Cooperative Position Prediction: Beyond Vehicle-to-Vehicle Relative Positioning

Abstract

Reliable and accurate relative position prediction techniques are vital to the integrity of cooperative intelligent transportation systems (C-ITS) because most C-ITS safety applications should constantly access a (relative-) localization mechanism that satisfies not only a certain (relative-) position accuracy range but also a minimal computational complexity. A global navigation satellite system (GNSS) coupled with dedicated short-range communications (DSRC) links is a candidate for the localization system required for vehicular relative positioning.
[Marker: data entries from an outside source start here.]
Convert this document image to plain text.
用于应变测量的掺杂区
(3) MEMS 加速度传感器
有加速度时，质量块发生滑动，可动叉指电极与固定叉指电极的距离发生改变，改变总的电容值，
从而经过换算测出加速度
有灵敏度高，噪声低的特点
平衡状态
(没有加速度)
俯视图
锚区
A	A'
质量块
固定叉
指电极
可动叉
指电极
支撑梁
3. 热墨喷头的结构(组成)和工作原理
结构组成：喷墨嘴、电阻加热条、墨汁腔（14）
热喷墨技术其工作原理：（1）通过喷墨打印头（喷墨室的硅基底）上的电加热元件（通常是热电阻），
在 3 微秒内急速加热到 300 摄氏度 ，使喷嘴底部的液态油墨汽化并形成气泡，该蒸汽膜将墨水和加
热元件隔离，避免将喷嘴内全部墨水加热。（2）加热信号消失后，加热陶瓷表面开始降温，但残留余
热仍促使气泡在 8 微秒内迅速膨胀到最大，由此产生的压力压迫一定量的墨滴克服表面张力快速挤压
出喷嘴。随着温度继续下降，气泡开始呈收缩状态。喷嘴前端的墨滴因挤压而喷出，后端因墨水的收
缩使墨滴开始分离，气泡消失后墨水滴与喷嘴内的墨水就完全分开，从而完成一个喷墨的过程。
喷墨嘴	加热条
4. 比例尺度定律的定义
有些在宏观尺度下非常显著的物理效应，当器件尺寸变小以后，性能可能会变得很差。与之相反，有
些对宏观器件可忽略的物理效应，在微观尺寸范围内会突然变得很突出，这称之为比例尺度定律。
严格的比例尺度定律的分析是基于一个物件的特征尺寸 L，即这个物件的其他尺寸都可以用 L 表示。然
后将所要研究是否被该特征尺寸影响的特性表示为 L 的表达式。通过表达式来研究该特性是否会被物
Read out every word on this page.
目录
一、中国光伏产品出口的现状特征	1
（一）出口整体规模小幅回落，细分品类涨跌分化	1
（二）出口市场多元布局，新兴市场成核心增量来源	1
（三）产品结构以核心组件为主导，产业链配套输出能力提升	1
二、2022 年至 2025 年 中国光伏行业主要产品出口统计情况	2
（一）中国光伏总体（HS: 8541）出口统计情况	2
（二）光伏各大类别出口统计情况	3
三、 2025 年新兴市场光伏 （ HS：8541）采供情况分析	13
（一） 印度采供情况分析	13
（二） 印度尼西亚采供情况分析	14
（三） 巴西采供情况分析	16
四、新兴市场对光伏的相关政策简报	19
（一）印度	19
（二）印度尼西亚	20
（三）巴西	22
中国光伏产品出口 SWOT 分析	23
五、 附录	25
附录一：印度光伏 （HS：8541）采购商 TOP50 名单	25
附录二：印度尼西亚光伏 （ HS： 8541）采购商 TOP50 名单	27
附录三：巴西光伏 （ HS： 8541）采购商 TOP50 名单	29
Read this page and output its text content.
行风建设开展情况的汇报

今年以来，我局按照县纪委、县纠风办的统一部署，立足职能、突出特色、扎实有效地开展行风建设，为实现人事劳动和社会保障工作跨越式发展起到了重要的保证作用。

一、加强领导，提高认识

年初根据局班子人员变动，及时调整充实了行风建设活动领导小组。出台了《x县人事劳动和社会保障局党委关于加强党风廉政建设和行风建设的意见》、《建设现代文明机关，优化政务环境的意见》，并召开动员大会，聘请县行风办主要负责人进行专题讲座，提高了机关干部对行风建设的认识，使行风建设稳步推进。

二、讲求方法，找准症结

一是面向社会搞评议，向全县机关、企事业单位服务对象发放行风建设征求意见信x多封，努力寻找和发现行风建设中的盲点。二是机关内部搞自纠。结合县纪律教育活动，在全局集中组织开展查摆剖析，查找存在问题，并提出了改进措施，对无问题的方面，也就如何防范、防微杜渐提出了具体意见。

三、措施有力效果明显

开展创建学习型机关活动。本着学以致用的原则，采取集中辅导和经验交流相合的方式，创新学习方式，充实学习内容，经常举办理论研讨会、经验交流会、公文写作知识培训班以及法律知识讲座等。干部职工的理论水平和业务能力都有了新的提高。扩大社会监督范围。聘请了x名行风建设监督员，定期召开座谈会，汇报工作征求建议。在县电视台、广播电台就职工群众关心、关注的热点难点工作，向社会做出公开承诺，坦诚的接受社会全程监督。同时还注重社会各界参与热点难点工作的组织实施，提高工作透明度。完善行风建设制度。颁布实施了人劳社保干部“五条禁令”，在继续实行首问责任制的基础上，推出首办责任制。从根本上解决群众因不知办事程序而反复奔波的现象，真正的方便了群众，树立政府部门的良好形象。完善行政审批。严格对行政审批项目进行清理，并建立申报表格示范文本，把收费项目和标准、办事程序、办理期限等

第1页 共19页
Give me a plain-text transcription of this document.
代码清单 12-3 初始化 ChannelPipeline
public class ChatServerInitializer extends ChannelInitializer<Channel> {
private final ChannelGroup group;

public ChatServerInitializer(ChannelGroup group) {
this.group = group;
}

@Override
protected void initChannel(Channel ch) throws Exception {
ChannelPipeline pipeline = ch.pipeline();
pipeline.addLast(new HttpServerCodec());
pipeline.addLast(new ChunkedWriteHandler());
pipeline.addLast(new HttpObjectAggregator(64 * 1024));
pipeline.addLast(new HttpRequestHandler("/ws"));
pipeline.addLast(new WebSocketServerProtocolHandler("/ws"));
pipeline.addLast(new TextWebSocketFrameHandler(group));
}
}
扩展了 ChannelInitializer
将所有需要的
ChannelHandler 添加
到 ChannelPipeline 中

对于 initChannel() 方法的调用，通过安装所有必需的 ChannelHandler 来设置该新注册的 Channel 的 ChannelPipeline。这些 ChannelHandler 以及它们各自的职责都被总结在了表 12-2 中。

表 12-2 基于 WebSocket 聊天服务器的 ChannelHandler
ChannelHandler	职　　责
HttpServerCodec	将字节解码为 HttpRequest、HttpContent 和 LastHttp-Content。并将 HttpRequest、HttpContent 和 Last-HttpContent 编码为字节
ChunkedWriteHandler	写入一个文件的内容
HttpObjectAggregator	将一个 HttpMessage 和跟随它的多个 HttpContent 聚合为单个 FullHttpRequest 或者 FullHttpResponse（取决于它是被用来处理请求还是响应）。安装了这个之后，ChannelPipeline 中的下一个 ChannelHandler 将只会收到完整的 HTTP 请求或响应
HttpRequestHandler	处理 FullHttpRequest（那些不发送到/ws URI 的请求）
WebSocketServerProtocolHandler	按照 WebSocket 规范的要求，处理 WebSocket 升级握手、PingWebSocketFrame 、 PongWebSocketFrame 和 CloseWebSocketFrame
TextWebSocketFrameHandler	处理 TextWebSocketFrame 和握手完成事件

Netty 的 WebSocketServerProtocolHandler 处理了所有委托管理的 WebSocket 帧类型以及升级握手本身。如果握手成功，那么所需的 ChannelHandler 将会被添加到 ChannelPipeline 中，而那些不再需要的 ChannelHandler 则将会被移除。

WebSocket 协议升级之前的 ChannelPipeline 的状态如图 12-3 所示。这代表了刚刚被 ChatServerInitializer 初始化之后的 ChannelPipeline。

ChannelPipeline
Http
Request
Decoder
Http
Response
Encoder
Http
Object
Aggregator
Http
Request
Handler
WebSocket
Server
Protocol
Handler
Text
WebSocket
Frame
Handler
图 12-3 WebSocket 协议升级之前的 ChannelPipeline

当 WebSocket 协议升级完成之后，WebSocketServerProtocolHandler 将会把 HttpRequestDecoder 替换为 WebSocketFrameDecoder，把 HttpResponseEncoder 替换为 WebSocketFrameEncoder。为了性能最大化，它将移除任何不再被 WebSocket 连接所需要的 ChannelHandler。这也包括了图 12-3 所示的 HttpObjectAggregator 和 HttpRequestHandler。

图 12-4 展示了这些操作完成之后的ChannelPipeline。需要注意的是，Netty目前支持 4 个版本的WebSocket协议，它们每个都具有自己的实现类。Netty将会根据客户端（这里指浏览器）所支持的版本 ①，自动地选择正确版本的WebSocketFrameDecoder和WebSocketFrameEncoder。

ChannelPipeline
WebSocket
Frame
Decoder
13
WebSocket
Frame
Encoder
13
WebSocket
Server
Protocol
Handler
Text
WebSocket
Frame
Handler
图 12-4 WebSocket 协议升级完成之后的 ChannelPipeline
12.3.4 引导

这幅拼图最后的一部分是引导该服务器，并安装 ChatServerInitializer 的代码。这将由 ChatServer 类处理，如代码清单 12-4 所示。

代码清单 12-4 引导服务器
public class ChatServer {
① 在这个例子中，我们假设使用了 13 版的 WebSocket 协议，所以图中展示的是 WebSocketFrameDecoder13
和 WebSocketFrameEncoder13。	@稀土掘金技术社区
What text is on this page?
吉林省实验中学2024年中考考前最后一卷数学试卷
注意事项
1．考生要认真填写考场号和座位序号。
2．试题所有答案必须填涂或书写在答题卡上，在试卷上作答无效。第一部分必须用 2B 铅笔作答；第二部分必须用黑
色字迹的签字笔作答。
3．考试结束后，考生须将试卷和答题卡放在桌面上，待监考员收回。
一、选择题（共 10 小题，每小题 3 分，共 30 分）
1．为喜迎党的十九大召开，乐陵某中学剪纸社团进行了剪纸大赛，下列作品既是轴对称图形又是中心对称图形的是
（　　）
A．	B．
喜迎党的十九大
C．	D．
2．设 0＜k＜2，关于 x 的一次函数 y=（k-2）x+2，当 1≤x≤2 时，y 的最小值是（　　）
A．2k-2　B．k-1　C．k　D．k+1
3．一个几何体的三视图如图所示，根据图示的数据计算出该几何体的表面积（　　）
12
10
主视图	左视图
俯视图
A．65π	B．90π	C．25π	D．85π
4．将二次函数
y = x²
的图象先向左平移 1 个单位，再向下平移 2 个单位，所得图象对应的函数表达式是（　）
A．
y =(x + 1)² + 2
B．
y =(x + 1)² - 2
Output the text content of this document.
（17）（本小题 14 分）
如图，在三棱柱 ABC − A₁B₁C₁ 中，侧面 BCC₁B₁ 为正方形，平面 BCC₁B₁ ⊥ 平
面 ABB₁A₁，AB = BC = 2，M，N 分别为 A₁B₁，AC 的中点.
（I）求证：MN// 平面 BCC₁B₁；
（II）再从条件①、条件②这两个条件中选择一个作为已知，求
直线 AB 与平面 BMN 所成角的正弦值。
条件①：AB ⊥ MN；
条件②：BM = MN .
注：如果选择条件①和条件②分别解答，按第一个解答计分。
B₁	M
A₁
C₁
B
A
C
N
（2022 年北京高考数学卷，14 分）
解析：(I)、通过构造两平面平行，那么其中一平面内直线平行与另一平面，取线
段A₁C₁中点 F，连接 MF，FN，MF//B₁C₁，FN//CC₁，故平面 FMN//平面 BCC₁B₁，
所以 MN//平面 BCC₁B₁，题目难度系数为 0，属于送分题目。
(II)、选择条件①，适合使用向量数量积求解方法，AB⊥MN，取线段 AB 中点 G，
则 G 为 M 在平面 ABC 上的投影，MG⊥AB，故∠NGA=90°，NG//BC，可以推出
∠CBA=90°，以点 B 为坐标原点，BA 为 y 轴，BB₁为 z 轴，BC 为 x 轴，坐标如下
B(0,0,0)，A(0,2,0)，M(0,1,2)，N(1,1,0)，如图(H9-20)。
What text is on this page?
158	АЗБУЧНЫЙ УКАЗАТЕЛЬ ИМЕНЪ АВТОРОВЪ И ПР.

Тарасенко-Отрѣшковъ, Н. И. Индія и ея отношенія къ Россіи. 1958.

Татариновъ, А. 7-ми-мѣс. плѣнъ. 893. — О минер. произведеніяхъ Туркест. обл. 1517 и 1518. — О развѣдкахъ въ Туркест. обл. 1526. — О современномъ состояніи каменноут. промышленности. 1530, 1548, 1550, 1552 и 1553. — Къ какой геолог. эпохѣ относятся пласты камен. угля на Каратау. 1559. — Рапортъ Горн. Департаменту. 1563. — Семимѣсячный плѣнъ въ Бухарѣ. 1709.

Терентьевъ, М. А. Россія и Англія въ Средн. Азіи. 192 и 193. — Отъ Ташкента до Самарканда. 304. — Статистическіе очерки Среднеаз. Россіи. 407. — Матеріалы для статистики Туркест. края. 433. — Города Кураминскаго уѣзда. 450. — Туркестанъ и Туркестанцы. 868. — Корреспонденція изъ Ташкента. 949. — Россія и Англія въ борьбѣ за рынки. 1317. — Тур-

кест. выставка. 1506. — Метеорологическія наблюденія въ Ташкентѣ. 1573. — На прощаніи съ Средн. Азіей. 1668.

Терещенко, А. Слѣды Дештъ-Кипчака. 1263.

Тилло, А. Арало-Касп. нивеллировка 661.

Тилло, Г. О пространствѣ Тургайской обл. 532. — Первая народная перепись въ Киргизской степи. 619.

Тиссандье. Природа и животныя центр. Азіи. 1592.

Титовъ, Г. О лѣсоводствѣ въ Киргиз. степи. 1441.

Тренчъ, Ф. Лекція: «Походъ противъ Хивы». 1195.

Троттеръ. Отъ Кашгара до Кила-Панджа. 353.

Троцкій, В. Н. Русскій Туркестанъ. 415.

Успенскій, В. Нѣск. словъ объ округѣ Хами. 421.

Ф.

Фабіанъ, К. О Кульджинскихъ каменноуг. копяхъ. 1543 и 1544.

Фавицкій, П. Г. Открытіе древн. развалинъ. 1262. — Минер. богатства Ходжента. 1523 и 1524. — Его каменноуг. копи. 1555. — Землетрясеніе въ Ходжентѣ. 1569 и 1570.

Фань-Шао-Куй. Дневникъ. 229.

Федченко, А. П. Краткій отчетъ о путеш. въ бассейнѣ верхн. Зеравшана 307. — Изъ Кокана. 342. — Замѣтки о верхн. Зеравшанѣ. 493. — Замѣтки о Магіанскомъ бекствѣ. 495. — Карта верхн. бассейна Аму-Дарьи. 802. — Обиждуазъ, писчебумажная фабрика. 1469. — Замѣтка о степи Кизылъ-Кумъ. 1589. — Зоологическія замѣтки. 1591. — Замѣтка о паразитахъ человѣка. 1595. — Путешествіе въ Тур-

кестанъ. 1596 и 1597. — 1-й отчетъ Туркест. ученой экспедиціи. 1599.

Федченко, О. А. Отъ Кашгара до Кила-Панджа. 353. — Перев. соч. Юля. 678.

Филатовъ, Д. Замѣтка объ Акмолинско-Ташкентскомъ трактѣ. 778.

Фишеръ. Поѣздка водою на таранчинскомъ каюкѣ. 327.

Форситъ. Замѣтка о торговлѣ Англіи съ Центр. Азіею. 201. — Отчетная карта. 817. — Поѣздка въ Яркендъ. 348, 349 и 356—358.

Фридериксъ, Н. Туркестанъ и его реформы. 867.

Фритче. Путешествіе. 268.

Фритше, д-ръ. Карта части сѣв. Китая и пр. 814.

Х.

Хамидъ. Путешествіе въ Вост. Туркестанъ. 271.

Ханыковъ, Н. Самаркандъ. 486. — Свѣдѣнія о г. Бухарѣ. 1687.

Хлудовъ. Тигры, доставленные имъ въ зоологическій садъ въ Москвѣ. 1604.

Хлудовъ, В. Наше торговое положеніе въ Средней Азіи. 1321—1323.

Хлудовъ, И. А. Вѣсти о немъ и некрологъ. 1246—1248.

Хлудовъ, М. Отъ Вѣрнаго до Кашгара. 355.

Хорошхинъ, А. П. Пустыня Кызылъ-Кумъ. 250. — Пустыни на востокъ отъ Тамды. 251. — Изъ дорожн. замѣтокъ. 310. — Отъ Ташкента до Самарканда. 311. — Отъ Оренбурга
The vehicle-to-vehicle (V2V) exchange of safety-related data such as raw GNSS measurements, as accurate and frequent as possible, via DSRC links allows the vehicular localization mechanism to maintain real-time relative positioning (RRP) vectors. However, V2V DSRC safety messages may include inaccurate positioning data or may fast become outdated, and/or DSRC links may occasionally fail due to various adverse scenarios including network overheads that drop the bandwidth of vehicular ad-hoc networks. Hence, each DSRC-enabled vehicle may not necessarily know the latest positioning data of neighboring vehicles. This calls upon reliable and accurate relative position prediction mechanisms to cover the DSRC-related deficiencies of relative positioning. This paper, at first, studies the benefits of a terrestrial communications system complementing DSRC-based V2V RRP and then considers position prediction techniques suitable for V2V RRP and examines a few existing solutions and makes a detailed comparison based on a set of required positioning performance parameters for vehicle safety application.